Ahora Niang tiene la oportunidad de descansar y curar esa rodilla.

“Obtendremos algunas imágenes y veremos qué está pasando allí”, dijo Niang. “No creo que sea algo grave, pero es algo con lo que tengo que lidiar para estar al 100%. No sería justo para mis compañeros si mi salud [wasn’t] algo de lo que me ocupo en la temporada baja para volver y ser mejor para el próximo año.

El extremo reserva Furkan Korkmaz reflexionó con franqueza sobre su “difícil” temporada de tiros, cuando anotó el 38,7% de sus tiros de campo y el 28,9% de sus triples, el peor de su carrera.

Este fue un factor importante en la caída de Korkmaz de la rotación durante la temporada regular y los playoffs. Aún así, aseguró que había identificado el problema con su remate y la solución, aunque declinó entrar en detalles al respecto.

“No necesito decirlo ahora, pero sé cuál es el problema [and] Sé cuál es la respuesta”, dijo Korkmaz. “Así que no será difícil para mí encontrarlo y seguir mejorando… Tengo mucha confianza en mí mismo y no me voy a rendir. Voy a seguir esforzándome para ser la mejor versión de yo.-igual.
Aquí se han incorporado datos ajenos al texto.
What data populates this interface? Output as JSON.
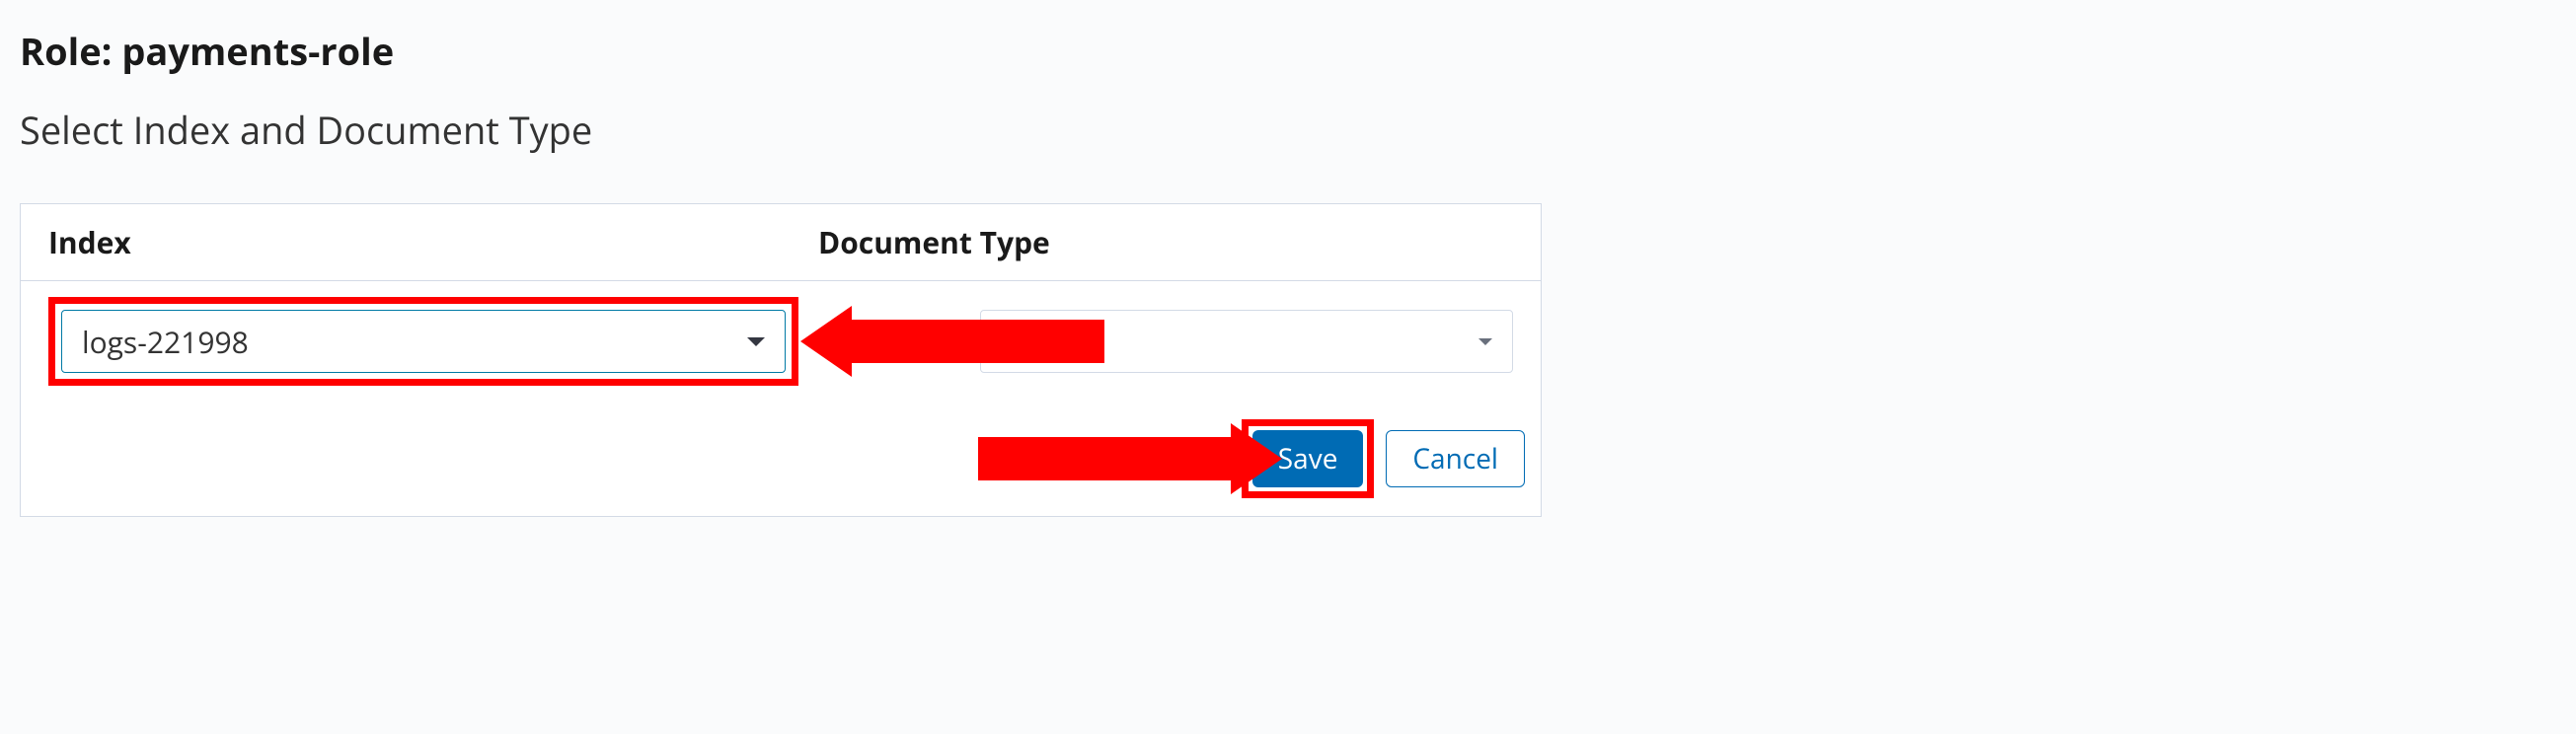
{
  "role_label": "Role: ",
  "role_name": "payments-role",
  "subheading": "Select Index and Document Type",
  "columns": {
    "index": "Index",
    "doctype": "Document Type"
  },
  "index_value": "logs-221998",
  "doctype_value": "",
  "buttons": {
    "save": "Save",
    "cancel": "Cancel"
  }
}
Cuando se le preguntó sobre su futuro a largo plazo con los Sixers, Korkmaz señaló que le quedan dos temporadas en su contrato firmado el verano pasado. También demostró esta temporada que podría ser un manejador de balón secundario en caso de apuro, cuando COVID-19 destrozó a los Sixers durante el impulso invernal de omicron.
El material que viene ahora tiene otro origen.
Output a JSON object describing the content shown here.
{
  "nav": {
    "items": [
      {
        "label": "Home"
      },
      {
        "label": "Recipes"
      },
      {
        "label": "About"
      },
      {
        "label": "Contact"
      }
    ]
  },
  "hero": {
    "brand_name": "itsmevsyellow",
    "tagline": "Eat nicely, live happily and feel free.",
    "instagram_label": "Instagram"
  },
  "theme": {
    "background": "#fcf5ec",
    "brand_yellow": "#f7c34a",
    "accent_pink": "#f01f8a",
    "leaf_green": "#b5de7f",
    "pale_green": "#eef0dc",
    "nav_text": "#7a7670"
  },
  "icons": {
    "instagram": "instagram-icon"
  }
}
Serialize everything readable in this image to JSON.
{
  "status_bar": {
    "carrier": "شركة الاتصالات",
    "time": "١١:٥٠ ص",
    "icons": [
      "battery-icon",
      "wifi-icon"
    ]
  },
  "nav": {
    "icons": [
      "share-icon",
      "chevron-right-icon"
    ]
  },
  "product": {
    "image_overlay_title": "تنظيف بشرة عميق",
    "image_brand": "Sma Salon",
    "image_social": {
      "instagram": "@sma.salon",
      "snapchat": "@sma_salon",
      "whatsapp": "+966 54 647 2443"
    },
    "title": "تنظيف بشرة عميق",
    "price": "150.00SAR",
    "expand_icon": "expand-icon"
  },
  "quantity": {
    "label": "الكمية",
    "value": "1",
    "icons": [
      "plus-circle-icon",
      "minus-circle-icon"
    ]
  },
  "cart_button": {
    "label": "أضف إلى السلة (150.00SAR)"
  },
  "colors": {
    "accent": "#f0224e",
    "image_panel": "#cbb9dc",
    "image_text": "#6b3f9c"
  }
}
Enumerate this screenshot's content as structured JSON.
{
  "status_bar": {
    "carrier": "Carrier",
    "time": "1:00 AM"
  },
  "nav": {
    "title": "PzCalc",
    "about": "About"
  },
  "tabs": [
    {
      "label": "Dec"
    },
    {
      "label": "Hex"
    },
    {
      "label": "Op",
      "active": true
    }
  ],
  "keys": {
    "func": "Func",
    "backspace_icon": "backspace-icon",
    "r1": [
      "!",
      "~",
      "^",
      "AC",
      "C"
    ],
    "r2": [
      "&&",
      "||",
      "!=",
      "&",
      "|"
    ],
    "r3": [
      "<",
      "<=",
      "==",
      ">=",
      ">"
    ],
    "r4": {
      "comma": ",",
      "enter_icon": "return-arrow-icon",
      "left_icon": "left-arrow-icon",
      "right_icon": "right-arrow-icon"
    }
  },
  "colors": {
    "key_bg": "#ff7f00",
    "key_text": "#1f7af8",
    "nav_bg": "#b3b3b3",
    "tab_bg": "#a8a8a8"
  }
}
El recuerdo de una escena inesperada posterior al juego hizo que Rivers se llenara de lágrimas después del partido del jueves. El entrenador compartió que el gran hombre veterano Paul Millsap se emocionó en el vestuario ya que la derrota de los Sixers ante Miami podría haber sido su último partido en la NBA.

Millsap, de 37 años, fue cuatro veces All-Star con los Atlanta Hawks y una presencia respetada a lo largo de su carrera. Llegó a Filadelfia en el intercambio de James Harden, pero fue mal elegido como centro suplente y jugó en solo nueve juegos de temporada regular y un juego de playoffs. Millsap también enfrentó una situación familiar esta temporada, lo que lo obligó a regresar a su hogar en Atlanta cuando él y los Brooklyn Nets decidieron mutuamente buscar un intercambio y durante una breve ausencia de los Sixers.

“Creo que la gente, después de las derrotas, piensa que solo somos yo o Joel [Embiid] o Jacques [Harden] pasar un mal rato”, dijo Rivers. “Quiero decir, miro a este tipo [Millsap]. Ha dedicado toda su carrera al baloncesto y llora después del partido. Para mí, fue muy triste.

“Muchos de estos tipos, se lo dan a la ciudad. Dan todo lo que tienen, ya veces no es suficiente.